Embracing Your Life Design
We are this kind of beings: we seek to be encouraged but the truth is, we murder our minds half of our lives. We check social media and idolize the icons because they are everything we are not and we try to live like how we perceive they do but we find ourselves not even close to their carefully curated Instagram page.
Think about this: my husband worships me. And by worship, I mean not just in bed, (though he does that too) he worships me in the laundry room because 5 loads washed, dried, folded and stashed in the closet isn’t easy. He worships me in the gym because I can squat more than my body weight. He worships me in the kitchen because I cook the best beef stew. The kids and their friends who drop by for a play date pushes me to compete in Masterchef Canada because hey, “your rice tastes amazing!”. I’m also putting it in my resume that I’m the world’s best seeker of missing socks and lost hair ties. I can print my husband’s resume off of my phone (because he can’t) and find where my kids left off the tv remote.
You see, I have super powers nobody has! But in desperate times, when I’m alone at night, overwhelmed by my to do list, I sabotage my joy by recalling all my failures and focusing on them like a magnifying lens burning the paper. I find juggling life and self-employment too hard to balance that I have to run one over to make room for the other. I feel like I need a “normal” life. One lived by everybody else. One that is not messy and full.
But I know I don’t want to live normal. I know that for sure because on top of self-employment, being an immigrant far from her comfort zone, and being a mom of 3 kids (one of which is still a breastfeeding toddler), I still am looking at making my life even harder by actually “considering” homeschooling.
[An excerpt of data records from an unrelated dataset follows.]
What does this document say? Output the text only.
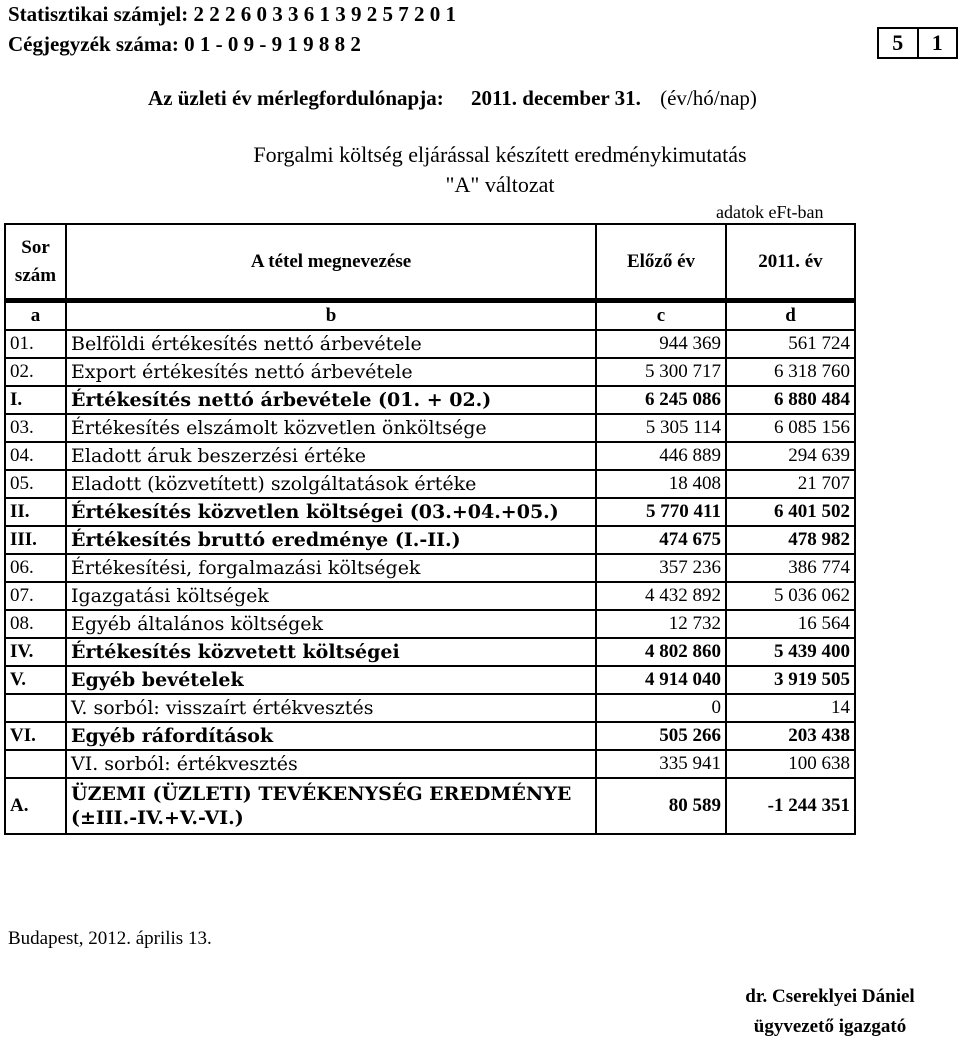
Statisztikai számjel: 2 2 2 6 0 3 3 6 1 3 9 2 5 7 2 0 1
Cégjegyzék száma: 0 1 - 0 9 - 9 1 9 8 8 2	5	1
Az üzleti év mérlegfordulónapja: 2011. december 31. (év/hó/nap)
Forgalmi költség eljárással készített eredménykimutatás
"A" változat
adatok eFt-ban
Sor
szám	A tétel megnevezése	Előző év	2011. év
a	b	c	d
01.	Belföldi értékesítés nettó árbevétele	944 369	561 724
02.	Export értékesítés nettó árbevétele	5 300 717	6 318 760
I.	Értékesítés nettó árbevétele (01. + 02.)	6 245 086	6 880 484
03.	Értékesítés elszámolt közvetlen önköltsége	5 305 114	6 085 156
04.	Eladott áruk beszerzési értéke	446 889	294 639
05.	Eladott (közvetített) szolgáltatások értéke	18 408	21 707
II.	Értékesítés közvetlen költségei (03.+04.+05.)	5 770 411	6 401 502
III.	Értékesítés bruttó eredménye (I.-II.)	474 675	478 982
06.	Értékesítési, forgalmazási költségek	357 236	386 774
07.	Igazgatási költségek	4 432 892	5 036 062
08.	Egyéb általános költségek	12 732	16 564
IV.	Értékesítés közvetett költségei	4 802 860	5 439 400
V.	Egyéb bevételek	4 914 040	3 919 505
	V. sorból: visszaírt értékvesztés	0	14
VI.	Egyéb ráfordítások	505 266	203 438
	VI. sorból: értékvesztés	335 941	100 638
A.	ÜZEMI (ÜZLETI) TEVÉKENYSÉG EREDMÉNYE
(±III.-IV.+V.-VI.)	80 589	-1 244 351
Budapest, 2012. április 13.
dr. Csereklyei Dániel
ügyvezető igazgató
So, after I cry myself so hard because of all the anxieties and self-doubt, I get back up in the morning and work on being empowered. I start on a clean slate, remember my cause and do it as I see myself doing it. I have to remind myself over and over that this, chaos and crazy altogether, is what makes our lives worth living.
I am unapologetic, even proud as one might say, of my life design.
I am letting go of my victim mindset. The mindset that whenever I get to an unfortunate situation or made the wrong decision, I feel like the world is a joke and fate is making a fool of me. Rather, I wanna come from a place of forgiveness, acceptance, and bliss.